Толпа вытащила старика на рыночную площадь; его привязали к позорному столбу, к которому обычно привязывали воров и нарушителей супружеской верности: им полагалось тут искупать свои грехи. Быстро натащили соломы и дров, кучей навалили перед привязанным. Старый коробейник, из уст которого до сих пор не вырвалось ни звука, теперь стал кричать, но не от страха, а от презрения к толпе. Он выражал всю свою ненависть, призывал на головы людей все проклятья небес, предрекал им всяческие несчастия. Кричал так, что на губах у него появилась пена, кричал до тех пор, пока совсем не охрип.
И вдруг взметнулось пламя, языки огня стали лизать несчастного. Поднялось тёмное облако дыма. По тысячной толпе пронёсся крик облегчения: пламя и дым поглотили проклятия коробейника.
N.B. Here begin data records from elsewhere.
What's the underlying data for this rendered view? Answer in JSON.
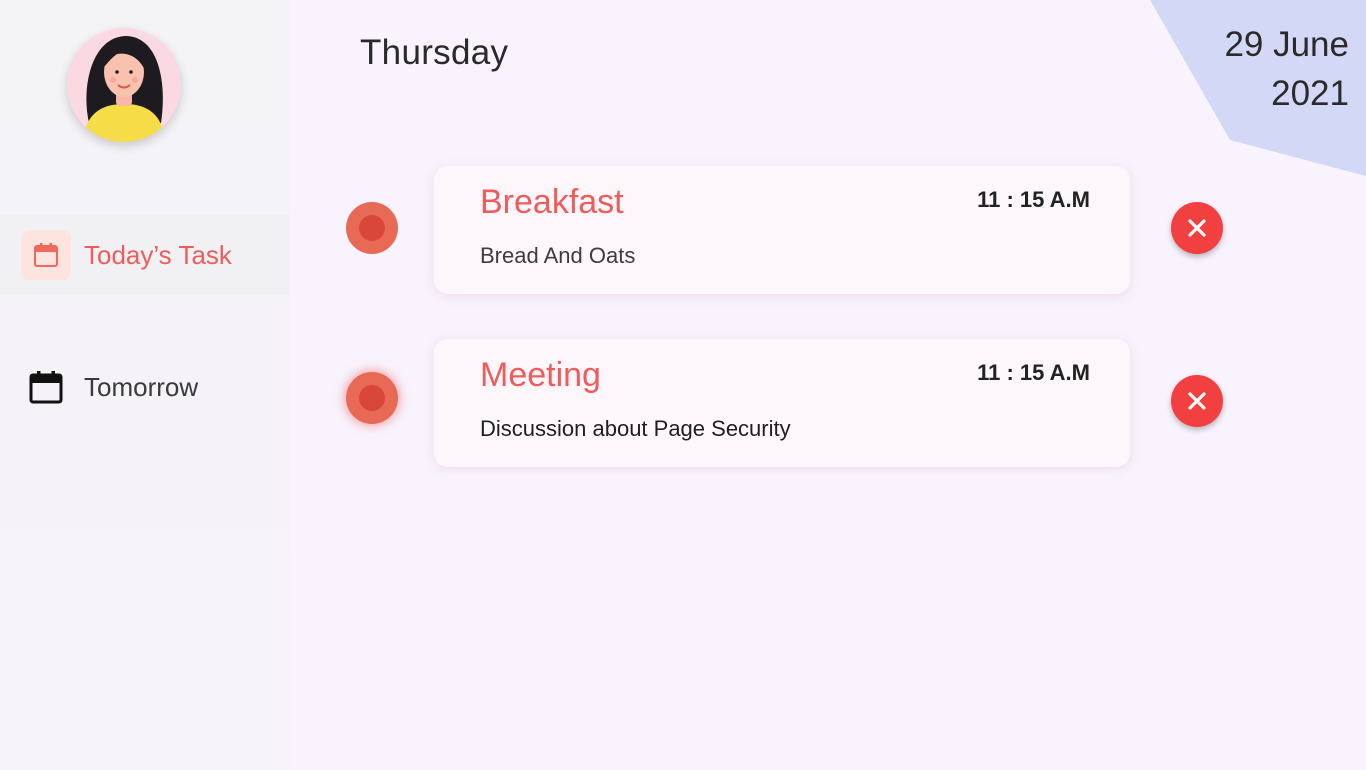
{
  "sidebar": {
    "avatar": {
      "icon": "user-avatar-icon"
    },
    "items": [
      {
        "label": "Today’s Task",
        "icon": "calendar-icon",
        "active": true
      },
      {
        "label": "Tomorrow",
        "icon": "calendar-icon",
        "active": false
      }
    ]
  },
  "header": {
    "day": "Thursday",
    "date_line1": "29 June",
    "date_line2": "2021"
  },
  "tasks": [
    {
      "title": "Breakfast",
      "time": "11 : 15 A.M",
      "description": "Bread And Oats"
    },
    {
      "title": "Meeting",
      "time": "11 : 15 A.M",
      "description": "Discussion about Page Security"
    }
  ],
  "colors": {
    "accent": "#ef5c5c",
    "delete": "#f23f3f",
    "status_dot": "#e86a55",
    "corner": "#d3d8f7",
    "background": "#f8f3fd"
  }
}
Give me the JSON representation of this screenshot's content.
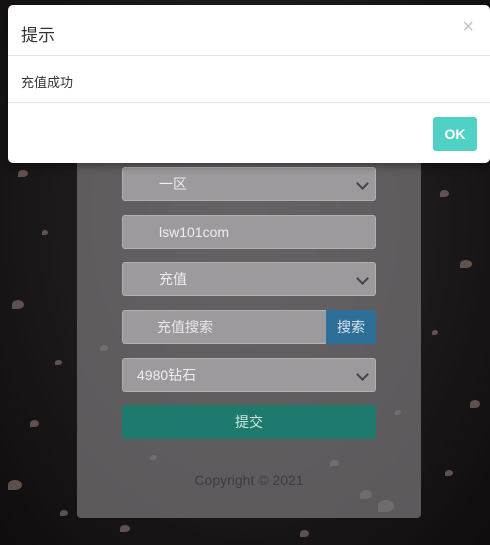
{
  "modal": {
    "title": "提示",
    "close_symbol": "×",
    "message": "充值成功",
    "ok_label": "OK"
  },
  "form": {
    "region_select": "一区",
    "account_value": "lsw101com",
    "type_select": "充值",
    "search": {
      "placeholder": "充值搜索",
      "button_label": "搜索"
    },
    "package_select": "4980钻石",
    "submit_label": "提交"
  },
  "footer": {
    "copyright": "Copyright © 2021"
  },
  "colors": {
    "ok_button": "#4fd1c5",
    "search_button": "#2e6f9a",
    "submit_button": "#1e7a6c"
  }
}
— С ним покончено! — крикнул незнакомец, которого увлёк за собой Клаус. Он схватил Клауса за рукав. — Пошли, уйдём отсюда! Здесь оставаться опасно.
НА ПОБЕРЕЖЬЕ СКОНЕ
Наступила весна, и пробудилось от долгой зимней спячки побережье Сконе на юге Швеции. Плотники, каменщики, кузнецы принялись за строительство домов, лавок, мастерских, коптилен, помещений для засолки рыбы, чинили пристани, проезжие дороги. Работали бондари в своих лачугах на берегу, и плоды их труда — тысячи бочек, готовых принять в своё нутро миллионы селедок, — выстроились в ряды и колонны, словно огромная армия. Канатчики вертели свои канатные колёса. Сетевязальщики расстилали для починки огромные рыболовные сети. А у самого берега, в надёжных местах, стояли на якорях торговые корабли, которые пришли с востока из Новгорода и Висбю; Сконе было местом оживлённого торга. Выгружались русские меха, восточные пряности, шёлковые ткани, пёстрые шали и ковры, сушёные южные фрукты, вина. Корабли из гаваней Балтийского моря доставляли съехавшимся сюда людям продовольствие, множество бочек пива и мёда, ячмень, овёс, скот на убой, одежду и оружие, ремесленный инструмент и домашнюю утварь.
Каждый год на этой полоске побережья собирались рыбаки, ремесленники и торговцы со всей Европы; собственно говоря, останавливаться тут разрешалось только ганзейцам, но ведь союз городов — Ганза — связывал все торговые города запада, севера, востока, к нему принадлежали даже некоторые южные города, расположенные далеко в глубине материка.